Karen Waltorp is an anthropologist and filmmaker. She is currently Assistant Professor at Aarhus University, carrying out a collaborative film- and research project ARTlife: Articulations of Life among Afghans in Denmark (AUFF 2017-2020). Her foci are visual anthropology, digital ethnography and collaborative methodologies, studying (with) people with particular attention to how digital media and emerging technologies afford new configurations of personhood of space, adding new dimensions to local environments.
Waltorp works on long-term research projects grounded in ethnographic fieldwork and experimental methodologies, and has carried out recurrent fieldwork in South Africa since 2005 and in Denmark since 2010, with shorter fieldwork trips to Mauritania, France and Iran. She is the co-convener of the European Association for Social Anthropologists’ Future Anthropologies Network since 2016, working towards an engaged, interventionist, and public anthropology. She has published in numerous international journals, including Ethnos, Journal of Visual Anthropology, International Communication Gazette, Journal of media and communications research on digital-visual anthropology, social media and ‘the flow of images’; on migration, gender, kinship, racialization, and Islam in Europe; as well as on methodology, epistemology, and politics of representation.
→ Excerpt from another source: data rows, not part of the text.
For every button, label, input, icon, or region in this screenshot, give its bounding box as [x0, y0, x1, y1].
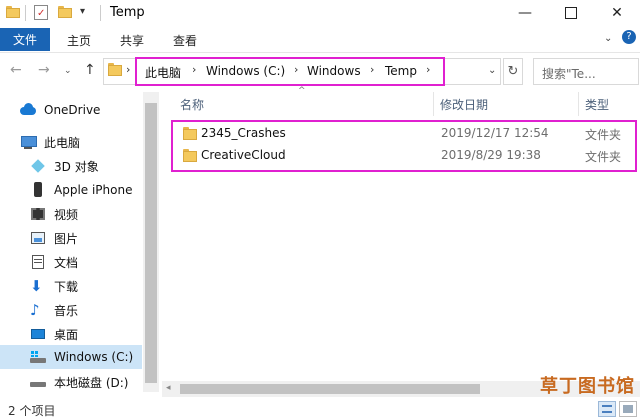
sidebar-item-desktop[interactable]: 桌面: [30, 323, 78, 345]
back-button[interactable]: ←: [10, 62, 22, 78]
sidebar-item-drive-d[interactable]: 本地磁盘 (D:): [30, 371, 128, 393]
music-note-icon: ♪: [30, 301, 40, 319]
toolbar-divider: [25, 5, 26, 21]
sidebar-item-pictures[interactable]: 图片: [30, 227, 78, 249]
ribbon-expand-icon[interactable]: ⌄: [604, 33, 612, 44]
3d-objects-icon: [30, 158, 46, 174]
sidebar-item-this-pc[interactable]: 此电脑: [20, 131, 80, 153]
tab-file[interactable]: 文件: [0, 28, 50, 51]
maximize-icon: [565, 7, 577, 19]
sidebar-scrollbar-thumb[interactable]: [145, 103, 157, 383]
chevron-down-icon: ⌄: [64, 66, 72, 76]
sidebar-item-label: 文档: [54, 255, 79, 270]
sidebar-item-label: 下载: [54, 279, 79, 294]
column-divider[interactable]: [578, 92, 579, 116]
address-highlight-box: [135, 57, 445, 86]
sidebar-item-label: Windows (C:): [54, 350, 134, 364]
sidebar-item-label: Apple iPhone: [54, 183, 133, 197]
chevron-down-icon: ⌄: [488, 65, 497, 76]
details-view-button[interactable]: [598, 401, 616, 417]
breadcrumb-separator: ›: [126, 63, 131, 76]
properties-checklist-icon[interactable]: ✓: [34, 5, 48, 20]
download-arrow-icon: ⬇: [30, 277, 43, 295]
pictures-icon: [30, 230, 46, 246]
refresh-button[interactable]: ↻: [503, 58, 523, 85]
phone-icon: [30, 182, 46, 198]
window-title: Temp: [110, 5, 145, 20]
large-icons-view-icon: [623, 405, 633, 413]
ribbon-bar: [0, 28, 640, 53]
close-icon: ✕: [611, 5, 623, 21]
folder-icon: [6, 5, 20, 19]
sidebar-item-onedrive[interactable]: OneDrive: [20, 99, 100, 121]
sidebar-item-label: 视频: [54, 207, 79, 222]
sidebar-item-music[interactable]: ♪ 音乐: [30, 299, 78, 321]
column-divider[interactable]: [433, 92, 434, 116]
minimize-button[interactable]: —: [502, 0, 548, 26]
sidebar-item-downloads[interactable]: ⬇ 下载: [30, 275, 78, 297]
sidebar-item-label: 音乐: [54, 303, 79, 318]
documents-icon: [30, 254, 46, 270]
back-arrow-icon: ←: [10, 62, 22, 78]
refresh-icon: ↻: [507, 64, 519, 79]
column-header-type[interactable]: 类型: [585, 96, 609, 113]
details-view-icon: [602, 405, 612, 413]
forward-arrow-icon: →: [38, 62, 50, 78]
tab-view[interactable]: 查看: [173, 32, 197, 49]
onedrive-cloud-icon: [20, 102, 36, 118]
drive-d-icon: [30, 374, 46, 390]
horizontal-scrollbar-thumb[interactable]: [180, 384, 480, 394]
forward-button[interactable]: →: [38, 62, 50, 78]
sidebar-item-documents[interactable]: 文档: [30, 251, 78, 273]
scroll-left-icon[interactable]: ◂: [166, 383, 171, 393]
sidebar-item-label: 此电脑: [44, 135, 81, 150]
column-header-date[interactable]: 修改日期: [440, 96, 488, 113]
column-header-name[interactable]: 名称: [180, 96, 204, 113]
search-input[interactable]: 搜索"Te...: [533, 58, 639, 85]
sort-ascending-icon: ^: [298, 86, 306, 96]
large-icons-view-button[interactable]: [619, 401, 637, 417]
close-button[interactable]: ✕: [594, 0, 640, 26]
maximize-button[interactable]: [548, 0, 594, 26]
video-icon: [30, 206, 46, 222]
status-item-count: 2 个项目: [8, 404, 56, 418]
watermark-text: 草丁图书馆: [540, 376, 635, 397]
address-history-dropdown[interactable]: ⌄: [488, 65, 496, 76]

Waltorp is visiting scholar in February-March with Sarah Pink at the Emerging Technologies Lab, Monash University, working on a co-edited book An Anthropology of Futures and Technologies (under contract with Bloomsbury), an upcoming EASA panel, and other network-related activities in the Future Anthropologies Network. Her monograph Why Muslim Women and Smartphones: Mirror Images fuses the above-mentioned fields, and is published 20.02.2020 by Bloomsbury, with an Australian book launch on 18th March.